While mountain biking with her dad as a teen, Capilano University student Grace Hardman never would have guessed that it could someday open doors to a career bridging internship.
Hardman responded to an opportunity, shared with students in the School of Business, to work as a Research Assistant to HUB Cycling’s Bike Friendly Building consultation services team.
“I started this Research Assistantship while still in my last term of school and I’m looking at it as my first contract job,” she said.
HUB Cycling’s business consulting team works primarily with real estate property developers to incorporate active transportation into their designs and conducts “bike-ability” assessments for buildings and workplaces.
As HUB’s research assistant, Hardman is conducting background research and interviewing past HUB clients and stakeholders to develop recommendations aimed at increasing brand awareness and improving social media marketing strategies for the Bike Friendly Building services team.
“In terms for research skills, this experience of doing primary research really informs me a lot,” she said. “The fact that I have ownership over how I do this project is really exciting. I’m really going to know and understand this project.”
The recommendations in her final report are designed to capitalize on HUB’s strengths and identify new partnership opportunities for real estate companies and the cycling community.

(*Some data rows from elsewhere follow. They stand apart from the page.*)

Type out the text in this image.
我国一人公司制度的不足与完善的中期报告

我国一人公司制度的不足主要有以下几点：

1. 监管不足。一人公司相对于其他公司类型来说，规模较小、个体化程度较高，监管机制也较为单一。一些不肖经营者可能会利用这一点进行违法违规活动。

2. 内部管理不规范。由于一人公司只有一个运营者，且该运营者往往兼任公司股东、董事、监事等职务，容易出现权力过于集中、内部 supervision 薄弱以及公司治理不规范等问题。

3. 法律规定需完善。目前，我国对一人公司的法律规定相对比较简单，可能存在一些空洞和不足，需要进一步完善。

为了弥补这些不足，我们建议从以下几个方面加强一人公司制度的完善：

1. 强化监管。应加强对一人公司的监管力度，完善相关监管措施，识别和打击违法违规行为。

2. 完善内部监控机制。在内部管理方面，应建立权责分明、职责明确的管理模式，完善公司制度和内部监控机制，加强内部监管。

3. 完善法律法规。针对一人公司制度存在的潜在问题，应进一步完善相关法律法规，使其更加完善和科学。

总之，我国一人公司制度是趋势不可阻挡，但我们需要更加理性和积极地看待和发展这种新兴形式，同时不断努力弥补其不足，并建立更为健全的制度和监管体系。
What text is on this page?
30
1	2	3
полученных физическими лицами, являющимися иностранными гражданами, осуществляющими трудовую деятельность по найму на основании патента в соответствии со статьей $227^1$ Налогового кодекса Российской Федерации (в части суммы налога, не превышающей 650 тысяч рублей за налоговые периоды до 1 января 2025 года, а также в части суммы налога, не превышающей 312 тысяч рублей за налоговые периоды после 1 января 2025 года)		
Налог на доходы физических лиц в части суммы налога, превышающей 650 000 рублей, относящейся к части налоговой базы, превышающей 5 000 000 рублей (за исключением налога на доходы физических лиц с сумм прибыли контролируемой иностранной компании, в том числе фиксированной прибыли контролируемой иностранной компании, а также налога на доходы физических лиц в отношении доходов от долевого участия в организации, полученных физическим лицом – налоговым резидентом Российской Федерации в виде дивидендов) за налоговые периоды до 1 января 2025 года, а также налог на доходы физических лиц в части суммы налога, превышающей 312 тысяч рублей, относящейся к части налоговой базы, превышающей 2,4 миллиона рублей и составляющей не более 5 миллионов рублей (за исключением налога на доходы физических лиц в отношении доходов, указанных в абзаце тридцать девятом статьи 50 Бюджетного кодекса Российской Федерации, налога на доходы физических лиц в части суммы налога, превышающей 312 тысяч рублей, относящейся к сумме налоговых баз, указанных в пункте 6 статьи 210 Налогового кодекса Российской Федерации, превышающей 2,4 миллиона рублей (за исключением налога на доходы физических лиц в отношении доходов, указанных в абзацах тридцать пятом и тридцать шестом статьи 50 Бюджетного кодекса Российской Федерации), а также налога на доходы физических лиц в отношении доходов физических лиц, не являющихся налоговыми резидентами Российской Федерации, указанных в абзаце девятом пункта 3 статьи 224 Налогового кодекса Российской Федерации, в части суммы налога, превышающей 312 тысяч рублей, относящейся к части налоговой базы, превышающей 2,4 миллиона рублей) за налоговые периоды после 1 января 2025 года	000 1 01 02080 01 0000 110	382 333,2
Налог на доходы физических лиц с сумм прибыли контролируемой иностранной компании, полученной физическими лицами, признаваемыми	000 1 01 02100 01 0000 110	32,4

Hardman is supported by CapU Business instructor David Kuch and Tim Welsh, director of program development for HUB Cycling, who provide guidance as the project supervisors.
“HUB’s goal is to streamline lead generation and find areas of opportunity for this business stream,” Kuch said.
“The consulting service is strong, and the goal is for CapU is to see how we can make it even stronger.”
Hardman’s paid research assistant position was made possible through a grant from Mitacs, a national organization that connects industry with post-secondary to solve business challenges.
Her research notes a rise in real estate listings that feature bike parking but offer no car parking. She feels it’s both exciting and timely to be involved in consulting on sustainable transportation planning and real estate development.
“Developers are starting to cater to city dwellers who are going carless or only using care share programs,” Hardman said.
“Vancouver real estate is such a hot topic and this focus on active transportation and property development is a really unique sub-category of that,” she said. “I think this project will be something CapU and Mitacs will be proud to be part of.”
She’s also happy to share advice for fellow students on finding their fit in a complicated and ever-changing job market.
“I was so worried about the post-grad job search when I started university that I took every opportunity I could during my time at CapU to get experience,” she said.
“I found a position that I could have a passionate conversation about and on a topic that interests me. I had some passion in [the field] and I think that helped.”